In The Kids Are All Right five great performances illuminate the ultra-postchristian family for us. Nice lesbian mothers are dealing with the fissures in their long relationship — like sex and unrealized dreams. They meet up with the sperm donor after the teenage kids find him. Painful hijinks ensue. Hollywood is going to tear down any notion of what is now called the “traditional” family if they have to spend every cent they have to do it. Again we see the struggle we are all having with technology – this time the results of lab-produced children. Plus we are again thinking about our dreams, and the limits of our capacity to realize them. One of the teenagers in the film resents being the pawn in the “perfect lesbian marriage.”

I walked out of the theatre and said, “That was cute. I am amazed how good Annette Bening looks without make-up.” Propaganda comes in pretty packages these days — we do love our pills candy-coated. One of the things I noticed, and appreciated, was the way the filmmaker focused on each of the five characters and showed how they were dealing with the moral implications of what was happening in the family. The relational disaster happens and everyone changes for the batter. I enjoyed the hope.

Hang on to your hope

Hang on to your hope if you go to the movies — because someone is out to get you! You may end up as a player in the battles of the unseen forces. They may invade your mind. A technological glitch from your past may rise up to wreck the present. Everything is definitely out of control. I think most Christians I know are being swept along with these same reactions to our era as everyone else. The story-telling technology is the main force that sweeps them, even if the realities they portray exist or not (and I am not even talking about Glenn Beck channeling the realities of his Mormonism).
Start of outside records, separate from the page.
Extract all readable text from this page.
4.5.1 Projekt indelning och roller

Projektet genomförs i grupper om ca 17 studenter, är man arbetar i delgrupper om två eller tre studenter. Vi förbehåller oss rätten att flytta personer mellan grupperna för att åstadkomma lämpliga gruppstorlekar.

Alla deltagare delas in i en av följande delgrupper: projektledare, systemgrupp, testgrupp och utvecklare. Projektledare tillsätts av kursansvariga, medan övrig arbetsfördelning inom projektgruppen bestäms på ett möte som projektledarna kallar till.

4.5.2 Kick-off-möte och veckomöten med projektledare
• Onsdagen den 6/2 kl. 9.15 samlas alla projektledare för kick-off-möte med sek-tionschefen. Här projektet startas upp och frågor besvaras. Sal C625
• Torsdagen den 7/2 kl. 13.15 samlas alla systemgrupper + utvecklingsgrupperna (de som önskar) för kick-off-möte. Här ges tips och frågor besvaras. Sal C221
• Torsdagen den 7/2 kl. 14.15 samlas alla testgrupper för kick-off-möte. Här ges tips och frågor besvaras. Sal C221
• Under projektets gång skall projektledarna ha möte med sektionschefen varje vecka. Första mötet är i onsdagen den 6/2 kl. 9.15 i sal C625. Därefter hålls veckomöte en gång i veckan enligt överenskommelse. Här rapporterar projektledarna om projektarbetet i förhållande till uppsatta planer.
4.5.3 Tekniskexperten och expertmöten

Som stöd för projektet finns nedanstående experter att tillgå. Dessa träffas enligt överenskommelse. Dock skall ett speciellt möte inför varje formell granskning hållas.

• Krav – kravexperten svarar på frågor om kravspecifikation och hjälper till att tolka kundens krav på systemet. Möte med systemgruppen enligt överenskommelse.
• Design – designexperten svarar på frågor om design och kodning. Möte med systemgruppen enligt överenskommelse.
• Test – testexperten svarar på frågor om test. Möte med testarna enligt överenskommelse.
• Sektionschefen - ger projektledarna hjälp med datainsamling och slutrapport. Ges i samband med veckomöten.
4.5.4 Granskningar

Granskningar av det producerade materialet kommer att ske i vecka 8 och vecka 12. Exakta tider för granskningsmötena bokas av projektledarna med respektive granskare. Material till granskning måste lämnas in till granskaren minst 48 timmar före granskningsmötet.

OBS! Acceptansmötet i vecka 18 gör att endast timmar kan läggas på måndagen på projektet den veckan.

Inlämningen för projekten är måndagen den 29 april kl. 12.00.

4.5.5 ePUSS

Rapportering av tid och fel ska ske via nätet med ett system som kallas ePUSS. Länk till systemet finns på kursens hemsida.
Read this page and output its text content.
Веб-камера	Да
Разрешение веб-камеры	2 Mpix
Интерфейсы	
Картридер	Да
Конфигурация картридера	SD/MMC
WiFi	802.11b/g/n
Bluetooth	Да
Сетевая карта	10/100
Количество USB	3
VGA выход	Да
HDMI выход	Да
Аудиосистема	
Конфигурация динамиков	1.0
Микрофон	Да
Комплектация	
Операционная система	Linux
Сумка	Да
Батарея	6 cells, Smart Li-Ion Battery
The only real hope we have of standing against the flow, or at least of surfing it to the end instead of drowning in it, is to get up every morning and secure our connection with the Reality who grounds us in eternity, who won’t leave us alone to stand against the forces washing up on our doorsteps. Jesus saved us and will save us, no matter how big those faces and stories on the screen appear to be. We are that reality in our body; we express that reality in what we say and do. And I believe, in the end, all the other fantasies that try to undermine Jesus will fade into nothingness in his light, just like a door to the sunlight opening up in a dark theater.